Only last month UC Berkeley, where Dr. King made one of his last speeches (during an Anti-Vietnam war rally), was the scene of another black mark on race relations in America. It occurred when three cardboard effigies of black people were found hanging by nooses at this prestigious school that I attended between 1998 and 2000.
According to official statements, “the effigies appear to be connected to a demonstration nearby planned to coincide with a national protest against police brutality dubbed, “#blacklivesmatter.”
Well, with the spate of police brutality, racial and ethnic violence and schisms as well as hatred against black folks lately, one has to ask the question: Do Black Lives Anywhere in the World Really Matter Anymore?
Which is why the civil rights work that Dr. King started has more significance now more than ever.
I remember becoming enamored with the work of this great man as a child during vacations in Ibadan with my late Aunty and her husband Professor and Mrs. Ette in the early 70’s. They had just returned from studies in the Atlanta area and used to proudly broadcast Dr. King’s “I have a Dream” speech to me and my cousins (including Sadie Ette, a 9/11 victim) every Sunday at their home on the University of Ibadan campus.

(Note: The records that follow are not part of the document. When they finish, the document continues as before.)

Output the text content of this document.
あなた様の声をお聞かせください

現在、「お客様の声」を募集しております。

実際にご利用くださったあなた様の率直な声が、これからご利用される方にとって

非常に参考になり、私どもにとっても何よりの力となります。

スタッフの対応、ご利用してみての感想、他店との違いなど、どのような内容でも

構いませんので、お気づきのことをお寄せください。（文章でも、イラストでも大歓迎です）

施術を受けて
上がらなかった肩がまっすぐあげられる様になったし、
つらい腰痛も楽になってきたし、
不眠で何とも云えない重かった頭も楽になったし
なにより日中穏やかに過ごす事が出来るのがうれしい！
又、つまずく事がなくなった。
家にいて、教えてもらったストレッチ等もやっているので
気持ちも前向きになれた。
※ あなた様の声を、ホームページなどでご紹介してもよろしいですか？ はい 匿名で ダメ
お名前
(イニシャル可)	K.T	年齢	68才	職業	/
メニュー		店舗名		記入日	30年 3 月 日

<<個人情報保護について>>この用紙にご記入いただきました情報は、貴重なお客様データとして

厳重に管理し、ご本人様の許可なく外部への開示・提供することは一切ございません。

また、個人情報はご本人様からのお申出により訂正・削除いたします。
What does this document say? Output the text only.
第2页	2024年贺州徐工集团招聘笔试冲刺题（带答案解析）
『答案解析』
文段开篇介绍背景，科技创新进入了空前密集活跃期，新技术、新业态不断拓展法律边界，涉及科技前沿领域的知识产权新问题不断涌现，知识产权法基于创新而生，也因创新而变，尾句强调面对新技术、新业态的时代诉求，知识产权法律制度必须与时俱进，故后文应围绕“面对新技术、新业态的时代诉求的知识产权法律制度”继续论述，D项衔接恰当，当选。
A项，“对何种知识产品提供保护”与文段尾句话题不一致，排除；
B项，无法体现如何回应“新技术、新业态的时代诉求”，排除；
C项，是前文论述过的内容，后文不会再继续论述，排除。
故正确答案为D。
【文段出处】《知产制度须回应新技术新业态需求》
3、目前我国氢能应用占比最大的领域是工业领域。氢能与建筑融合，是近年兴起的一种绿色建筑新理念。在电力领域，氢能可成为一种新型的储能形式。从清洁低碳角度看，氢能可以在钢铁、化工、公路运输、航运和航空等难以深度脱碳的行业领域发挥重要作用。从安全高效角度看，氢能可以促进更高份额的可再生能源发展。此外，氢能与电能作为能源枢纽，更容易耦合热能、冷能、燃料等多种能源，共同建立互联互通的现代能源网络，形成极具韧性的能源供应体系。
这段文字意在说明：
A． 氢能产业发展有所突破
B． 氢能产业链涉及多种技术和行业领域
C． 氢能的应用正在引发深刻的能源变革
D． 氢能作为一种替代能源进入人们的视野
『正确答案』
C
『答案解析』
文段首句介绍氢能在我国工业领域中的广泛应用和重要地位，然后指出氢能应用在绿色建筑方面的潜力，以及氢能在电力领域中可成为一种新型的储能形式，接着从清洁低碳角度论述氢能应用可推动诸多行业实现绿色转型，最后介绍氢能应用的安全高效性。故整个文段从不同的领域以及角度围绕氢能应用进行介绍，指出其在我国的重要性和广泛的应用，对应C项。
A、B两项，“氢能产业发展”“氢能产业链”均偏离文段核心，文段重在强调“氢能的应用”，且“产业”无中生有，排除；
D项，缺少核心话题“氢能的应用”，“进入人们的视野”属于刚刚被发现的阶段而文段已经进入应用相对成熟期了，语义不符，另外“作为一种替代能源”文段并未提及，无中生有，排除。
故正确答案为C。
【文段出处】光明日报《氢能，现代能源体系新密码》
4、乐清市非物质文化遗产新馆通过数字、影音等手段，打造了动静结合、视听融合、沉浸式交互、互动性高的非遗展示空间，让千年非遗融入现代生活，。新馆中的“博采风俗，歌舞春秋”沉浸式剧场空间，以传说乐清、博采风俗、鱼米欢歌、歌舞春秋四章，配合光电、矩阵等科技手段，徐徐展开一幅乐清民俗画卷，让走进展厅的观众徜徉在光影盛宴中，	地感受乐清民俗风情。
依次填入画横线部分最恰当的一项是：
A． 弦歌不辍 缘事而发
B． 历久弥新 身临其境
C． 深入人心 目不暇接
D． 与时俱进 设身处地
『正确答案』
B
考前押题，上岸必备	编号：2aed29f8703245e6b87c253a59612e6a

That speech, delivered on the steps of Washington D.C’s Lincoln Memorial on August 28, 1963 before 250,000 marchers turned out to be the defining moment of Dr. King’s civil rights odyssey, especially his stance on affirmative action and the voting rights act.
I agreed with many of the points in Justice Sonia Sotomayor’s dissent in last year’s Supreme Court ruling on affirmative action, because it is one of the reasons that prompted me to file an EEOC claim in 2013 against my former employers in California and eventually forced me to leave a country I love because of the apathy against forensic racial discrimination.
Too many (including images of monkeys on my work computer) instances to recount here, but one that hurt so much was the sticker on the car of a Caucasian that trailed me all the way from work home one day. It read: ‘Does my flag offend you? Call 1-800 leave America.” As an American citizen that hurt so much.
In her 58-page dissent the Top Court’s first Latina Justice wrote. “The way to stop discrimination on the basis of race is to speak openly and candidly on the subject of race, and to apply the Constitution with eyes open to the unfortunate effects of centuries of racial discrimination.”
Opining this week in the New York Times, Chris Lebron, an assistant professor of African-American studies and philosophy at Yale University, hit the bulls eye when he wrote “ I think it goes without question that not only has the idea of a post-racial America proven to be a myth, but that racial inequality remains a tragic mark on the character of this otherwise great nation — a nation founded on respect not only for what persons hope to accomplish in life but for what they are: humans owed rights, liberty and respect because of their humanity.
The equal recognition of humanity has only intermittently taken hold with respect to black lives. The closeness of Emmett Till and Eric Garner attest to that.” “Every man must decide whether he will walk in the light of creative altruism or the darkness of destructive selfishness. This is the judgment. Life’s most persistent and urgent question is, What are you doing for others?” –MLK, Jr.